Taylor-Reed Corporation | |
Industry: | Food processing |
Founded: | 1939 |
Defunct: | 1980 |
Location: | Stamford, Connecticut Mamaroneck, New York |
Products: | Food |
The Taylor-Reed Corporation was an American food manufacturer and packager that operated from 1939 to approximately 1977. It was founded by two Yale classmates (class of 1933), Malcolm P. Taylor (1911-2000) and Charles M. D. Reed (1911-2008), who had worked together on the campus humor magazine The Yale Record.[1] Initially headquartered near Taylor's home in Mamaroneck, New York, the company soon moved operations a few miles away to Crescent Street in Glenbrook, Connecticut, a light-industrial and residential section of Stamford in Fairfield County, Connecticut.
Taylor-Reed specialized in a handful of consumer snack products, notably Cocoa Marsh which they called a "milk amplifier" or "milk booster" and E-Z Pop popcorn.
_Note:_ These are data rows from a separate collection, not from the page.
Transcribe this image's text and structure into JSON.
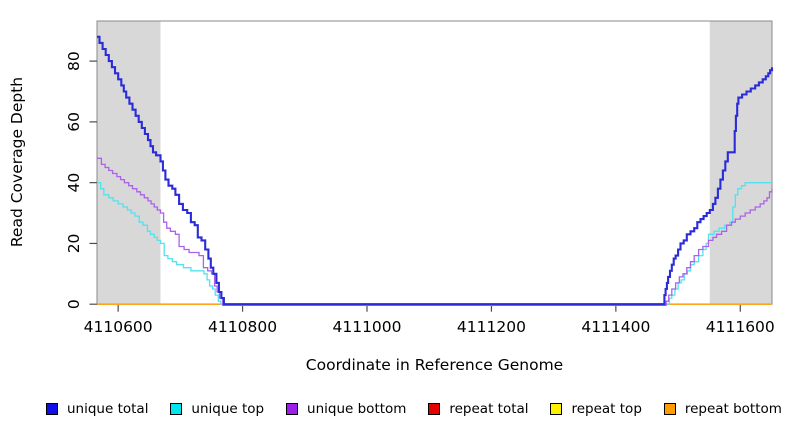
{
  "figure": {
    "background": "#ffffff"
  },
  "chart_data": {
    "type": "line",
    "step": true,
    "title": "",
    "xlabel": "Coordinate in Reference Genome",
    "ylabel": "Read Coverage Depth",
    "xlim": [
      4110566,
      4111651
    ],
    "ylim": [
      0,
      93.2
    ],
    "x_ticks": [
      4110600,
      4110800,
      4111000,
      4111200,
      4111400,
      4111600
    ],
    "y_ticks": [
      0,
      20,
      40,
      60,
      80
    ],
    "grid": false,
    "legend_position": "bottom",
    "box_color": "#8a8a8a",
    "tick_color": "#4d4d4d",
    "shaded_regions": [
      {
        "x0": 4110566,
        "x1": 4110668,
        "color": "#d8d8d8"
      },
      {
        "x0": 4111551,
        "x1": 4111651,
        "color": "#d8d8d8"
      }
    ],
    "series": [
      {
        "name": "unique total",
        "color": "#2b2bd8",
        "swatch": "#0f0fe8",
        "width": 2.1,
        "z": 6,
        "points": [
          [
            4110566,
            88
          ],
          [
            4110570,
            86
          ],
          [
            4110575,
            84
          ],
          [
            4110580,
            82
          ],
          [
            4110585,
            80
          ],
          [
            4110590,
            78
          ],
          [
            4110595,
            76
          ],
          [
            4110600,
            74
          ],
          [
            4110605,
            72
          ],
          [
            4110609,
            70
          ],
          [
            4110613,
            68
          ],
          [
            4110618,
            66
          ],
          [
            4110623,
            64
          ],
          [
            4110628,
            62
          ],
          [
            4110633,
            60
          ],
          [
            4110638,
            58
          ],
          [
            4110643,
            56
          ],
          [
            4110648,
            54
          ],
          [
            4110652,
            52
          ],
          [
            4110656,
            50
          ],
          [
            4110661,
            49
          ],
          [
            4110668,
            47
          ],
          [
            4110672,
            44
          ],
          [
            4110676,
            41
          ],
          [
            4110681,
            39
          ],
          [
            4110687,
            38
          ],
          [
            4110692,
            36
          ],
          [
            4110698,
            33
          ],
          [
            4110704,
            31
          ],
          [
            4110711,
            30
          ],
          [
            4110717,
            27
          ],
          [
            4110723,
            26
          ],
          [
            4110728,
            22
          ],
          [
            4110734,
            21
          ],
          [
            4110740,
            18
          ],
          [
            4110745,
            15
          ],
          [
            4110749,
            12
          ],
          [
            4110753,
            10
          ],
          [
            4110758,
            7
          ],
          [
            4110762,
            4
          ],
          [
            4110766,
            2
          ],
          [
            4110770,
            0
          ],
          [
            4111476,
            0
          ],
          [
            4111478,
            3
          ],
          [
            4111480,
            5
          ],
          [
            4111482,
            7
          ],
          [
            4111484,
            9
          ],
          [
            4111487,
            11
          ],
          [
            4111490,
            13
          ],
          [
            4111493,
            15
          ],
          [
            4111496,
            16
          ],
          [
            4111500,
            18
          ],
          [
            4111504,
            20
          ],
          [
            4111509,
            21
          ],
          [
            4111514,
            23
          ],
          [
            4111520,
            24
          ],
          [
            4111526,
            25
          ],
          [
            4111531,
            27
          ],
          [
            4111536,
            28
          ],
          [
            4111541,
            29
          ],
          [
            4111546,
            30
          ],
          [
            4111551,
            31
          ],
          [
            4111556,
            33
          ],
          [
            4111560,
            35
          ],
          [
            4111564,
            38
          ],
          [
            4111568,
            41
          ],
          [
            4111572,
            44
          ],
          [
            4111576,
            47
          ],
          [
            4111580,
            50
          ],
          [
            4111588,
            50
          ],
          [
            4111591,
            57
          ],
          [
            4111593,
            62
          ],
          [
            4111595,
            66
          ],
          [
            4111597,
            68
          ],
          [
            4111603,
            69
          ],
          [
            4111610,
            70
          ],
          [
            4111617,
            71
          ],
          [
            4111624,
            72
          ],
          [
            4111630,
            73
          ],
          [
            4111636,
            74
          ],
          [
            4111641,
            75
          ],
          [
            4111645,
            76
          ],
          [
            4111648,
            77
          ],
          [
            4111651,
            78
          ]
        ]
      },
      {
        "name": "unique top",
        "color": "#52e2f0",
        "swatch": "#00e6ef",
        "width": 1.3,
        "z": 4,
        "points": [
          [
            4110566,
            40
          ],
          [
            4110572,
            38
          ],
          [
            4110577,
            36
          ],
          [
            4110585,
            35
          ],
          [
            4110592,
            34
          ],
          [
            4110600,
            33
          ],
          [
            4110608,
            32
          ],
          [
            4110615,
            31
          ],
          [
            4110621,
            30
          ],
          [
            4110627,
            29
          ],
          [
            4110634,
            27
          ],
          [
            4110640,
            26
          ],
          [
            4110647,
            24
          ],
          [
            4110652,
            23
          ],
          [
            4110658,
            22
          ],
          [
            4110663,
            21
          ],
          [
            4110668,
            20
          ],
          [
            4110674,
            16
          ],
          [
            4110680,
            15
          ],
          [
            4110687,
            14
          ],
          [
            4110694,
            13
          ],
          [
            4110705,
            12
          ],
          [
            4110717,
            11
          ],
          [
            4110730,
            11
          ],
          [
            4110738,
            10
          ],
          [
            4110743,
            8
          ],
          [
            4110747,
            6
          ],
          [
            4110752,
            5
          ],
          [
            4110756,
            3
          ],
          [
            4110761,
            1
          ],
          [
            4110765,
            0
          ],
          [
            4111483,
            0
          ],
          [
            4111486,
            2
          ],
          [
            4111490,
            3
          ],
          [
            4111495,
            5
          ],
          [
            4111500,
            7
          ],
          [
            4111505,
            8
          ],
          [
            4111510,
            10
          ],
          [
            4111515,
            11
          ],
          [
            4111520,
            13
          ],
          [
            4111526,
            14
          ],
          [
            4111533,
            16
          ],
          [
            4111540,
            18
          ],
          [
            4111545,
            20
          ],
          [
            4111549,
            23
          ],
          [
            4111558,
            24
          ],
          [
            4111566,
            25
          ],
          [
            4111575,
            26
          ],
          [
            4111583,
            27
          ],
          [
            4111588,
            32
          ],
          [
            4111592,
            36
          ],
          [
            4111596,
            38
          ],
          [
            4111602,
            39
          ],
          [
            4111608,
            40
          ],
          [
            4111651,
            40
          ]
        ]
      },
      {
        "name": "unique bottom",
        "color": "#ab62e8",
        "swatch": "#9b1fe8",
        "width": 1.3,
        "z": 5,
        "points": [
          [
            4110566,
            48
          ],
          [
            4110573,
            46
          ],
          [
            4110579,
            45
          ],
          [
            4110585,
            44
          ],
          [
            4110591,
            43
          ],
          [
            4110598,
            42
          ],
          [
            4110604,
            41
          ],
          [
            4110610,
            40
          ],
          [
            4110617,
            39
          ],
          [
            4110623,
            38
          ],
          [
            4110630,
            37
          ],
          [
            4110636,
            36
          ],
          [
            4110642,
            35
          ],
          [
            4110648,
            34
          ],
          [
            4110653,
            33
          ],
          [
            4110658,
            32
          ],
          [
            4110663,
            31
          ],
          [
            4110668,
            30
          ],
          [
            4110673,
            27
          ],
          [
            4110678,
            25
          ],
          [
            4110684,
            24
          ],
          [
            4110692,
            23
          ],
          [
            4110698,
            19
          ],
          [
            4110706,
            18
          ],
          [
            4110714,
            17
          ],
          [
            4110722,
            17
          ],
          [
            4110730,
            16
          ],
          [
            4110737,
            12
          ],
          [
            4110744,
            11
          ],
          [
            4110750,
            10
          ],
          [
            4110755,
            6
          ],
          [
            4110759,
            4
          ],
          [
            4110763,
            2
          ],
          [
            4110768,
            0
          ],
          [
            4111478,
            0
          ],
          [
            4111481,
            1
          ],
          [
            4111485,
            3
          ],
          [
            4111490,
            5
          ],
          [
            4111496,
            7
          ],
          [
            4111502,
            9
          ],
          [
            4111508,
            10
          ],
          [
            4111514,
            12
          ],
          [
            4111520,
            14
          ],
          [
            4111526,
            16
          ],
          [
            4111533,
            18
          ],
          [
            4111540,
            19
          ],
          [
            4111549,
            21
          ],
          [
            4111556,
            22
          ],
          [
            4111562,
            23
          ],
          [
            4111570,
            24
          ],
          [
            4111578,
            26
          ],
          [
            4111586,
            27
          ],
          [
            4111592,
            28
          ],
          [
            4111600,
            29
          ],
          [
            4111608,
            30
          ],
          [
            4111616,
            31
          ],
          [
            4111624,
            32
          ],
          [
            4111632,
            33
          ],
          [
            4111638,
            34
          ],
          [
            4111643,
            35
          ],
          [
            4111647,
            37
          ],
          [
            4111651,
            38
          ]
        ]
      },
      {
        "name": "repeat total",
        "color": "#e00000",
        "swatch": "#e60000",
        "width": 1.3,
        "z": 1,
        "points": [
          [
            4110566,
            0
          ],
          [
            4111651,
            0
          ]
        ]
      },
      {
        "name": "repeat top",
        "color": "#ffee00",
        "swatch": "#fff000",
        "width": 1.3,
        "z": 2,
        "points": [
          [
            4110566,
            0
          ],
          [
            4111651,
            0
          ]
        ]
      },
      {
        "name": "repeat bottom",
        "color": "#ffa319",
        "swatch": "#ff9d00",
        "width": 1.6,
        "z": 3,
        "points": [
          [
            4110566,
            0
          ],
          [
            4111651,
            0
          ]
        ]
      }
    ]
  }
}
It also manufactured Q-T Instant cake frosting and a variety of bulk institutional foods.[2]
During its early years, Taylor-Reed's main line of business was packaging sugar and chocolate rations for the War Department. In the postwar years, the company's best-known product was Cocoa Marsh chocolate syrup, which advertised heavily on children's programming in the New York City television market during the 1950s and 1960s.[3] For many years the Taylor-Reed plant, with its Cocoa Marsh billboard ("Be strong as a lion!") was a familiar landmark by the Glenbrook station on the New Haven Railroad.
The company would on occasion issue jars of Cocoa Marsh with a toy surprise hidden in a double top. The regular metal jar cover had an additional white top cover approx. 3/4" tall attached with a white plastic strip. The toy surprise was located in this top cover. Other jars came with the pump cover - which could be re-used on a "refill" jar or the jar with the toy, also a re-fill jar.
After partners Taylor and Reed retired from day-to-day business (about 1970) the company gradually ceased operations as a food manufacturer and began to rent out and finally sell its premises. The factory's main driveway off Crescent Street is now officially designated Taylor Reed Place.
In 1963 E-Z Pop figured in a landmark patent-infringement case, with Taylor-Reed as the plaintiff and Mennen Food Products, manufacturer of Jiffy Pop, as the defendant. Taylor-Reed had acquired the patent rights to E-Z Pop popcorn in 1954.[4] The U.S. Court of Appeals, Seventh Circuit, struck down a lower-court ruling that Jiffy Pop's packaging, in particular its expanding-foil pouch, was equivalent to E-Z Pop's. The Appellate Court found that Jiffy Pop's aluminum foil was compressed in a spiral arrangement and this was a significant improvement on E-Z Pop's "button" compression.[5]